Email the instant communication highway can be a communication nightmare, and this time management tip will help you to deal with the email mania. Many of you receive literally hundreds of emails in your inbox each and every day. Some are important and need immediate action, some need action at a later date, some require action from someone else, some you need to keep for reference, and many are just a nuisance. So how do you efficiently handle this onslaught of information?

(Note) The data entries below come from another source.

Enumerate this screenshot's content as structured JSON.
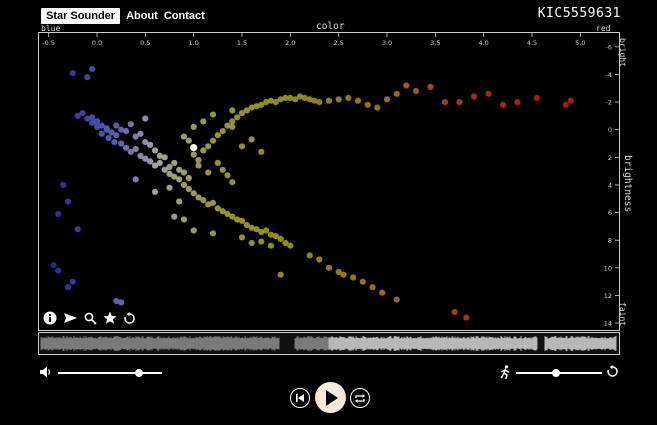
{
  "nav": {
    "brand": "Star Sounder",
    "about": "About",
    "contact": "Contact"
  },
  "star_id": "KIC5559631",
  "axes": {
    "x_title": "color",
    "x_left": "blue",
    "x_right": "red",
    "y_title": "brightness",
    "y_top": "bright",
    "y_bottom": "faint",
    "x_ticks": [
      "-0.5",
      "0.0",
      "0.5",
      "1.0",
      "1.5",
      "2.0",
      "2.5",
      "3.0",
      "3.5",
      "4.0",
      "4.5",
      "5.0"
    ],
    "y_ticks": [
      "-6",
      "-4",
      "-2",
      "0",
      "2",
      "4",
      "6",
      "8",
      "10",
      "12",
      "14"
    ]
  },
  "chart_data": {
    "type": "scatter",
    "xlabel": "color",
    "ylabel": "brightness",
    "xlim": [
      -0.6,
      5.4
    ],
    "ylim": [
      -7,
      14.5
    ],
    "y_inverted": true,
    "highlight_point": {
      "x": 1.0,
      "y": 1.3
    },
    "points": [
      [
        -0.25,
        -4.1
      ],
      [
        -0.1,
        -3.8
      ],
      [
        -0.05,
        -4.4
      ],
      [
        -0.3,
        5.2
      ],
      [
        -0.4,
        6.1
      ],
      [
        -0.35,
        4.0
      ],
      [
        -0.2,
        7.2
      ],
      [
        -0.45,
        9.8
      ],
      [
        -0.3,
        11.4
      ],
      [
        -0.25,
        11.0
      ],
      [
        -0.4,
        10.2
      ],
      [
        0.2,
        12.4
      ],
      [
        0.25,
        12.5
      ],
      [
        -0.15,
        -1.2
      ],
      [
        -0.2,
        -1.0
      ],
      [
        -0.1,
        -0.8
      ],
      [
        -0.05,
        -0.5
      ],
      [
        0.0,
        -0.6
      ],
      [
        0.05,
        -0.3
      ],
      [
        0.1,
        -0.1
      ],
      [
        0.15,
        0.2
      ],
      [
        0.2,
        0.4
      ],
      [
        0.1,
        0.0
      ],
      [
        0.0,
        -0.2
      ],
      [
        -0.05,
        -0.9
      ],
      [
        0.05,
        0.3
      ],
      [
        0.12,
        0.6
      ],
      [
        0.18,
        0.9
      ],
      [
        0.25,
        1.0
      ],
      [
        0.3,
        1.3
      ],
      [
        0.35,
        1.6
      ],
      [
        0.4,
        1.4
      ],
      [
        0.45,
        1.9
      ],
      [
        0.5,
        2.1
      ],
      [
        0.55,
        2.3
      ],
      [
        0.6,
        2.6
      ],
      [
        0.65,
        2.4
      ],
      [
        0.7,
        2.9
      ],
      [
        0.75,
        3.2
      ],
      [
        0.8,
        3.4
      ],
      [
        0.85,
        3.6
      ],
      [
        0.9,
        4.0
      ],
      [
        0.95,
        4.3
      ],
      [
        1.0,
        4.6
      ],
      [
        1.05,
        4.9
      ],
      [
        1.1,
        5.1
      ],
      [
        1.15,
        5.4
      ],
      [
        1.2,
        5.3
      ],
      [
        1.25,
        5.7
      ],
      [
        1.3,
        5.9
      ],
      [
        1.35,
        6.1
      ],
      [
        1.4,
        6.3
      ],
      [
        1.45,
        6.5
      ],
      [
        1.5,
        6.6
      ],
      [
        1.55,
        6.9
      ],
      [
        1.6,
        7.1
      ],
      [
        1.65,
        7.2
      ],
      [
        1.7,
        7.4
      ],
      [
        1.75,
        7.3
      ],
      [
        1.8,
        7.6
      ],
      [
        1.85,
        7.7
      ],
      [
        1.9,
        7.9
      ],
      [
        1.95,
        8.2
      ],
      [
        2.0,
        8.4
      ],
      [
        2.2,
        9.1
      ],
      [
        2.3,
        9.4
      ],
      [
        2.4,
        10.0
      ],
      [
        2.5,
        10.3
      ],
      [
        2.55,
        10.5
      ],
      [
        2.65,
        10.7
      ],
      [
        2.75,
        11.0
      ],
      [
        2.85,
        11.4
      ],
      [
        2.95,
        11.8
      ],
      [
        3.1,
        12.3
      ],
      [
        3.7,
        13.2
      ],
      [
        3.82,
        13.6
      ],
      [
        0.2,
        -0.3
      ],
      [
        0.3,
        0.1
      ],
      [
        0.4,
        0.5
      ],
      [
        0.5,
        0.9
      ],
      [
        0.45,
        0.3
      ],
      [
        0.6,
        1.5
      ],
      [
        0.7,
        2.0
      ],
      [
        0.8,
        2.4
      ],
      [
        0.85,
        2.9
      ],
      [
        0.9,
        3.1
      ],
      [
        0.65,
        1.9
      ],
      [
        0.75,
        2.7
      ],
      [
        0.55,
        1.1
      ],
      [
        0.95,
        3.5
      ],
      [
        0.35,
        -0.4
      ],
      [
        0.25,
        0.0
      ],
      [
        0.5,
        -0.8
      ],
      [
        0.9,
        0.5
      ],
      [
        0.95,
        0.8
      ],
      [
        1.0,
        1.8
      ],
      [
        1.05,
        2.2
      ],
      [
        1.1,
        1.5
      ],
      [
        1.15,
        1.2
      ],
      [
        1.2,
        0.8
      ],
      [
        1.25,
        0.4
      ],
      [
        1.3,
        0.1
      ],
      [
        1.35,
        -0.3
      ],
      [
        1.4,
        -0.6
      ],
      [
        1.45,
        -0.9
      ],
      [
        1.5,
        -1.2
      ],
      [
        1.55,
        -1.4
      ],
      [
        1.6,
        -1.6
      ],
      [
        1.65,
        -1.7
      ],
      [
        1.7,
        -1.8
      ],
      [
        1.75,
        -2.0
      ],
      [
        1.8,
        -2.1
      ],
      [
        1.85,
        -2.0
      ],
      [
        1.9,
        -2.2
      ],
      [
        1.95,
        -2.3
      ],
      [
        2.0,
        -2.3
      ],
      [
        2.05,
        -2.2
      ],
      [
        2.1,
        -2.4
      ],
      [
        2.15,
        -2.3
      ],
      [
        2.2,
        -2.2
      ],
      [
        2.25,
        -2.1
      ],
      [
        2.3,
        -2.0
      ],
      [
        2.4,
        -2.1
      ],
      [
        2.5,
        -2.2
      ],
      [
        2.6,
        -2.3
      ],
      [
        2.7,
        -2.1
      ],
      [
        2.8,
        -1.8
      ],
      [
        2.9,
        -1.6
      ],
      [
        3.0,
        -2.2
      ],
      [
        3.1,
        -2.6
      ],
      [
        3.2,
        -3.2
      ],
      [
        3.3,
        -2.8
      ],
      [
        3.45,
        -3.1
      ],
      [
        3.6,
        -2.0
      ],
      [
        3.75,
        -2.0
      ],
      [
        3.9,
        -2.4
      ],
      [
        4.05,
        -2.6
      ],
      [
        4.2,
        -1.8
      ],
      [
        4.35,
        -2.0
      ],
      [
        4.55,
        -2.3
      ],
      [
        4.85,
        -1.8
      ],
      [
        4.9,
        -2.1
      ],
      [
        1.2,
        -1.1
      ],
      [
        1.1,
        -0.6
      ],
      [
        1.0,
        -0.2
      ],
      [
        1.4,
        -1.4
      ],
      [
        1.25,
        2.4
      ],
      [
        1.3,
        2.9
      ],
      [
        1.35,
        3.3
      ],
      [
        1.4,
        3.8
      ],
      [
        1.15,
        3.1
      ],
      [
        1.05,
        2.6
      ],
      [
        1.5,
        1.2
      ],
      [
        1.6,
        0.7
      ],
      [
        1.7,
        1.6
      ],
      [
        1.4,
        -0.2
      ],
      [
        0.4,
        3.6
      ],
      [
        0.6,
        4.5
      ],
      [
        0.75,
        4.2
      ],
      [
        0.85,
        5.2
      ],
      [
        0.9,
        6.5
      ],
      [
        1.0,
        7.3
      ],
      [
        1.2,
        7.5
      ],
      [
        1.5,
        7.8
      ],
      [
        1.7,
        8.1
      ],
      [
        1.8,
        8.4
      ],
      [
        1.6,
        8.2
      ],
      [
        1.9,
        10.5
      ],
      [
        0.8,
        6.3
      ]
    ]
  },
  "timeline": {
    "played_fraction": 0.5
  },
  "controls": {
    "volume_level": 0.78,
    "speed_level": 0.47
  },
  "icons": {
    "info": "info-icon",
    "send": "send-icon",
    "zoom": "zoom-icon",
    "star": "star-icon",
    "reset": "reset-icon",
    "volume": "volume-icon",
    "runner": "runner-icon",
    "prev": "skip-previous-icon",
    "play": "play-icon",
    "loop": "loop-icon"
  }
}
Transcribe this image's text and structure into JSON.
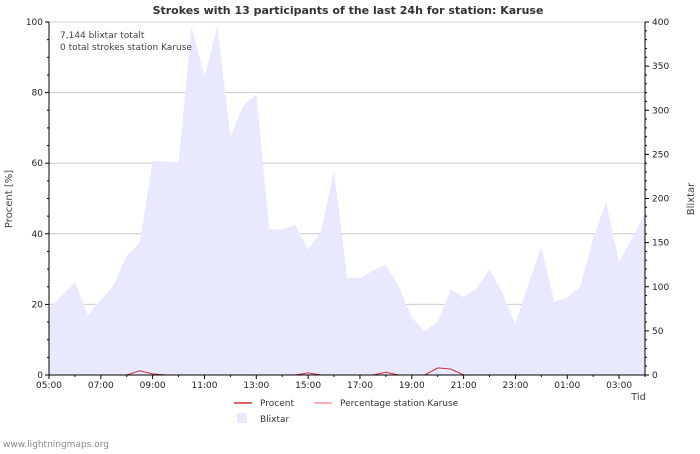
{
  "chart_data": {
    "type": "area",
    "title": "Strokes with 13 participants of the last 24h for station: Karuse",
    "xlabel": "Tid",
    "ylabel_left": "Procent   [%]",
    "ylabel_right": "Blixtar",
    "annotations": [
      "7,144 blixtar totalt",
      "0 total strokes station Karuse"
    ],
    "footer": "www.lightningmaps.org",
    "ylim_left": [
      0,
      100
    ],
    "yticks_left": [
      "0",
      "20",
      "40",
      "60",
      "80",
      "100"
    ],
    "ylim_right": [
      0,
      400
    ],
    "yticks_right": [
      "0",
      "50",
      "100",
      "150",
      "200",
      "250",
      "300",
      "350",
      "400"
    ],
    "x_range_hours": [
      5,
      28
    ],
    "x_ticks": [
      {
        "label": "05:00",
        "hour": 5
      },
      {
        "label": "07:00",
        "hour": 7
      },
      {
        "label": "09:00",
        "hour": 9
      },
      {
        "label": "11:00",
        "hour": 11
      },
      {
        "label": "13:00",
        "hour": 13
      },
      {
        "label": "15:00",
        "hour": 15
      },
      {
        "label": "17:00",
        "hour": 17
      },
      {
        "label": "19:00",
        "hour": 19
      },
      {
        "label": "21:00",
        "hour": 21
      },
      {
        "label": "23:00",
        "hour": 23
      },
      {
        "label": "01:00",
        "hour": 25
      },
      {
        "label": "03:00",
        "hour": 27
      }
    ],
    "series": [
      {
        "name": "Blixtar",
        "axis": "right",
        "color": "#e8e8ff",
        "x": [
          5.0,
          5.5,
          6.0,
          6.5,
          7.0,
          7.5,
          8.0,
          8.5,
          9.0,
          9.5,
          10.0,
          10.5,
          11.0,
          11.5,
          12.0,
          12.5,
          13.0,
          13.5,
          14.0,
          14.5,
          15.0,
          15.5,
          16.0,
          16.5,
          17.0,
          17.5,
          18.0,
          18.5,
          19.0,
          19.5,
          20.0,
          20.5,
          21.0,
          21.5,
          22.0,
          22.5,
          23.0,
          23.5,
          24.0,
          24.5,
          25.0,
          25.5,
          26.0,
          26.5,
          27.0,
          27.5,
          28.0
        ],
        "values": [
          75,
          90,
          105,
          68,
          85,
          102,
          135,
          150,
          242,
          242,
          240,
          395,
          338,
          395,
          270,
          305,
          318,
          165,
          165,
          170,
          142,
          163,
          232,
          110,
          110,
          118,
          125,
          100,
          65,
          50,
          60,
          97,
          88,
          98,
          120,
          93,
          58,
          103,
          145,
          83,
          88,
          100,
          155,
          196,
          128,
          155,
          183
        ]
      },
      {
        "name": "Procent",
        "axis": "left",
        "color": "#cc3333",
        "x": [
          5.0,
          8.0,
          8.5,
          9.0,
          9.5,
          14.5,
          15.0,
          15.5,
          17.5,
          18.0,
          18.5,
          19.5,
          20.0,
          20.5,
          21.0,
          28.0
        ],
        "values": [
          0,
          0,
          1.2,
          0.3,
          0,
          0,
          0.6,
          0,
          0,
          0.8,
          0,
          0,
          2.0,
          1.7,
          0,
          0
        ]
      },
      {
        "name": "Percentage station Karuse",
        "axis": "left",
        "color": "#ff9999",
        "x": [
          5.0,
          28.0
        ],
        "values": [
          0,
          0
        ]
      }
    ],
    "legend": [
      {
        "label": "Procent",
        "color": "#cc3333",
        "kind": "line"
      },
      {
        "label": "Percentage station Karuse",
        "color": "#ff9999",
        "kind": "line"
      },
      {
        "label": "Blixtar",
        "color": "#e8e8ff",
        "kind": "box"
      }
    ]
  }
}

It depends on how important the information is, how transportable you need the information to be, and whether or not you have IT support to bail you out when everything goes to heck. In this time management tip I want to focus on what to do when you’re the only one who can help you when everything goes to heck, and by that I mean when your hard drive crashes and you have to figure out how to get your saved data onto a new computer. When that happens, you want everything you need to be as transportable as possible. If that’s the case and you don’t use an online full backup and restoration service you have to be prepared to deal with this yourself, and without those types of services transferring your email can be an added headache.

Designate specific times throughout the day when you will tackle your email. One of the worst things you can do is allow yourself to become a slave to your email by viewing and responding to each email as it comes in. Prepare a system to deal with your email. If you’re confident that when your system fails you can fully restore your email from the email provided through your operating system create folders within the email system, otherwise you’ll want to create folders as regular document files that you know you can easily back-up and restore. You only need three basic folders. Create folders labeled: action, pending action, and reference. At the designated times or at times when you unexpectedly have a free 15 minutes go to your inbox and do a quick sort. Sort your messages into their proper folders, delete them, or take the needed action. If you can take the needed action in a minute or two do it so you can forget about it.

Determining where to save the message. As you’re sorting and responding to the messages you can take care of quickly you either delete those messages from your inbox, or you save them to one of your other folders. Ideally you never want more than a page full of emails in your inbox at one time. As your sorting you decide where the message gets filed by the next action you need to take. So if you need to act on this message soon, but you can’t do it in just a couple minutes the message goes in your action folder. When you have the time to work on the things in your action folder you know exactly where to go, and as you take the action delete the item or move it to a proper folder. You will have messages that require waiting on someone or something else before you can take your next action, and those messages go in your pending folder. It’s a good idea to include the date you expect to get what you’re waiting for in the file name as you save the message. That way you can track where the things you’re waiting on are. There are messages you need to save for later because they contain important information and these get stored in your reference folders. In the case of reference folders, if you want to store the information long term you may be storing it in a folder with a person’s name, a project name, or a topic.

The reason you don’t want to leave hundreds or thousands of messages in your inbox is that you have to make the same decisions over and over again each time you view your inbox list. That’s a bunch of unnecessary work. Plus when you want to find a message again you have to try to remember how you might search for that message. Most people have multiple email addresses so which one did they use when they sent the message that you’re looking for? Did the message you’re searching for have a good searchable subject line, or is it lost in a whole reply stream and you aren’t exactly sure which of the 25 messages has what you’re looking for? As you properly take care of your messages as they come in you save a lot of time because you know the next actions, you know what’s pending, and you know how to quickly access the information you want when you need it. Plus now that you’ve saved them as regular documents you don’t necessarily have to be online to view them and get the information you need.